En la pantalla de la manta apareció un oficial thetiano, un hombre de cabellos grises que rondaba los cincuenta años y que, de pie ante el puente de mando, exhibía la calma de un oficial de carrera. Los oficiales y subordinados a su alrededor fingían prestar atención a sus propios controles, aunque subrepticiamente espiaban la pantalla. —Soy el almirante Charidemus, comandante naval imperial del este de Thetia, a bordo del Meridiano. Por favor, detallad vuestra nacionalidad y el motivo de vuestro viaje—. Almirante, tripulamos el Naiad. El almirante Charidemus mostró una amplia sonrisa. —¿Nos haría el honor entonces de permitir que mi escuadrón se sume a su escolta?
El capitán del Naiad se volvió inquisitivamente hacia el hombre que permanecía oculto en las sombras, en la parte posterior del puente de mando. Éste asintió y dio unos pasos adelante permitiendo que la luz iluminase su rostro.
—Su majestad imperial —dijo Charidemus con una reverencia—. Es para mí un verdadero honor ser el primero en darle la bienvenida. Que su reinado sea largo y glorioso.
—Muchas gracias, almirante. Y el honor de contar con su escolta es mío.
Charidemus notó con satisfacción cómo en todo el puente del Meridiano las miradas se clavaban en él. Ni siquiera la disciplina militar thetiana podía hacerles contener la excitación de ser los primeros en ver la silueta del nuevo emperador. Tal como él esperaba, en el aire se percibía la esperanza.
Tenían todavía mucho que aprender, pero el también. Era la primera ocasión en que cruzaba un mar, pero allí donde otros hubiesen estado incómodos, él se sentía como si volviese a su elemento. Podría comandar ejércitos y, por la gracia de Ranthas, también dirigiría flotas con igual o mayor destreza. Era un desafío que ansiaba afrontar.
—Estaremos en casa dentro de muy pocas horas, su majestad. Su imperio lo espera.
—¿Puedo pedirle que me acompañe durante el almuerzo, almirante, antes de llegar a destino?
—Con mucho placer, señor.
—Entonces nos veremos en la segunda hora de la tarde, almirante. Lo espero.
—Allí estaré, su majestad.
La imagen desapareció y en la pantalla se vio como único paisaje las aguas azules bañadas por el sol. Era el primer día de verano. El emperador se acercó a los cristales y observó el mar, distinguiendo la silueta del escuadrón de Charidemus que formaba rodeando su propia pequeña escolta. Las mantas era tan elegantes, unas naves tan bonitas; ni siquiera los barcos con sus velas blancas en los lagos de las montañas eran comparables. Daba la impresión de que las mantas estaban vivas, y de hecho estaban en manos de gente, su gente, para la que el mar era su elemento, personas que se sentían tan cómodas en el agua como otras lo estaban en tierra. Comprendió que jamás volvería a ver las cosas de la misma manera. Había pasado toda su vida en un sitio demasiado limitado, demasiado cerrado, y con muchísima frecuencia se había preguntado cómo estar en paz consigo mismo.
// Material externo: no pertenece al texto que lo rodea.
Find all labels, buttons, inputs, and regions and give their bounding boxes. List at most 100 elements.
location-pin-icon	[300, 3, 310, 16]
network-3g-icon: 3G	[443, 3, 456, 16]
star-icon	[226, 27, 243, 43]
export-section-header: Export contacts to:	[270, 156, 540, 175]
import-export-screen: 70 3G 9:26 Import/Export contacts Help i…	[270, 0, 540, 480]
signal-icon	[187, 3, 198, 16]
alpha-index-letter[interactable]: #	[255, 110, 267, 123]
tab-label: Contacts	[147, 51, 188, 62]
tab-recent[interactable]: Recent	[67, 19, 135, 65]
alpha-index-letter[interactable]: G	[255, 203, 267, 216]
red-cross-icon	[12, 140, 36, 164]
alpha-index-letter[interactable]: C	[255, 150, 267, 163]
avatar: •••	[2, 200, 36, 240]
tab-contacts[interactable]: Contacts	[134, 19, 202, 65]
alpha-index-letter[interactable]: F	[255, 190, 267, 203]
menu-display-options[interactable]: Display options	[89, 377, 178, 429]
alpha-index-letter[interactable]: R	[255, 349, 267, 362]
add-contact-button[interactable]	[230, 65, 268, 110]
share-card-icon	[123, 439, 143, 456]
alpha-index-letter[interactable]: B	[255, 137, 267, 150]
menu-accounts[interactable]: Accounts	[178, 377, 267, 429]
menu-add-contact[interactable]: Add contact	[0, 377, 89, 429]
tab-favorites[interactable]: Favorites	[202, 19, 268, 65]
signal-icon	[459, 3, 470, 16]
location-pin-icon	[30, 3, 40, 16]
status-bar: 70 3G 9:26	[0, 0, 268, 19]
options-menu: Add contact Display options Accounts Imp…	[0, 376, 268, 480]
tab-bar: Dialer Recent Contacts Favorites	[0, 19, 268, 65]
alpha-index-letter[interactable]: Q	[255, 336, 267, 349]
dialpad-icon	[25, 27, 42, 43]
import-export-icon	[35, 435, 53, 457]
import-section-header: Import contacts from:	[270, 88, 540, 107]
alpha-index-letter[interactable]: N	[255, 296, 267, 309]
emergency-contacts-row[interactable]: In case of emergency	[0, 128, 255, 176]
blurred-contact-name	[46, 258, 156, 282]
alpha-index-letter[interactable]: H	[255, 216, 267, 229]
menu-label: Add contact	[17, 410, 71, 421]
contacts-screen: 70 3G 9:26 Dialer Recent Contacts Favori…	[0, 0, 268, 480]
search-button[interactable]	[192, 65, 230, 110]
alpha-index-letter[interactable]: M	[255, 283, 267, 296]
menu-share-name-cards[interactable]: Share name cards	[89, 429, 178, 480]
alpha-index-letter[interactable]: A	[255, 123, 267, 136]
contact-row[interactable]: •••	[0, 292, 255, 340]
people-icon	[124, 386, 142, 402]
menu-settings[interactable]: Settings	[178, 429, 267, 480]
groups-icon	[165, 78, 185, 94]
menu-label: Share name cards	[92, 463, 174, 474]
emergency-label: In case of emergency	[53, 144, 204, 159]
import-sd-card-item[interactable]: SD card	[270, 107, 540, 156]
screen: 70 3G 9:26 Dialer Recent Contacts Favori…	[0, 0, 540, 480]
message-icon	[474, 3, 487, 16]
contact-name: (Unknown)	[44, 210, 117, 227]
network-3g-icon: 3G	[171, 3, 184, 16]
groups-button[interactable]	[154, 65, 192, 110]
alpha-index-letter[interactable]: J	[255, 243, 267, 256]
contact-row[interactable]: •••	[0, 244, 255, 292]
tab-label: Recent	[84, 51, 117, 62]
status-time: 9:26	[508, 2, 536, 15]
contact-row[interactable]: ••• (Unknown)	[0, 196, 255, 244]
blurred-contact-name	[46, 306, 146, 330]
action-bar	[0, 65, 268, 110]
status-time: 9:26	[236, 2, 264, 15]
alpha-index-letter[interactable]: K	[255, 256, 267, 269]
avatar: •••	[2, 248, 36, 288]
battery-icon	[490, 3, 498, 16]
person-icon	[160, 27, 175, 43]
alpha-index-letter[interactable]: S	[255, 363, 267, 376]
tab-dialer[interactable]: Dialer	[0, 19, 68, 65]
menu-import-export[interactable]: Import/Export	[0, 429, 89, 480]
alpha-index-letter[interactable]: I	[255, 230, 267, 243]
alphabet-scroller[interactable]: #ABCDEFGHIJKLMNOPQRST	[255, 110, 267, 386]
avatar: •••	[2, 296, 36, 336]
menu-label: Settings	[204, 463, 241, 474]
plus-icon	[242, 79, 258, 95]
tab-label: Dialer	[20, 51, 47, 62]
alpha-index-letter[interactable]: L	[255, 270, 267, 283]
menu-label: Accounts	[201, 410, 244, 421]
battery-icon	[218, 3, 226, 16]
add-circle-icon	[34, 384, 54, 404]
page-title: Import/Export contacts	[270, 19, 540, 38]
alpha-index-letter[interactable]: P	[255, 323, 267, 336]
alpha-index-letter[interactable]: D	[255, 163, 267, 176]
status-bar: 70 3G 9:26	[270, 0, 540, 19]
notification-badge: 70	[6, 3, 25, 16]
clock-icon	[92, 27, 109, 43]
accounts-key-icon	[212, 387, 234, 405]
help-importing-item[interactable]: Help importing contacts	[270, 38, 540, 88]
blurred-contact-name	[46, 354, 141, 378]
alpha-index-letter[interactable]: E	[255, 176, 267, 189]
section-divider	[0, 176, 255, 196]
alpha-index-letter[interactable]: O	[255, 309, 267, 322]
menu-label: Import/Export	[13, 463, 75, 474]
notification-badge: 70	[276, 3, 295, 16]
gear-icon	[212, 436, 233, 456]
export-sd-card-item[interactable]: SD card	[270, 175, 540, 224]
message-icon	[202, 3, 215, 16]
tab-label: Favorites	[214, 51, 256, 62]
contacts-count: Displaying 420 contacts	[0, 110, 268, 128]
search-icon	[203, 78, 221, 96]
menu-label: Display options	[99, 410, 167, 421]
Había dado con la respuesta en el momento justo en que puso los pies en el Naiad, y las semanas siguientes no habían hecho más que confirmárselo. Allí, en la inmensidad de las verdes islas y los claros y arenosos mares azules de Thetia y el Archipiélago, existían muchas más cosas por descubrir y una vida mucho mejor que la que había conocido durante un millar de años en la única tierra en la que había vivido hasta entonces.
El emperador Aetius VI sonrió satisfecho de sí mismo al contemplar el océano y su nueva flota, la flota que lo llevaba a su hogar.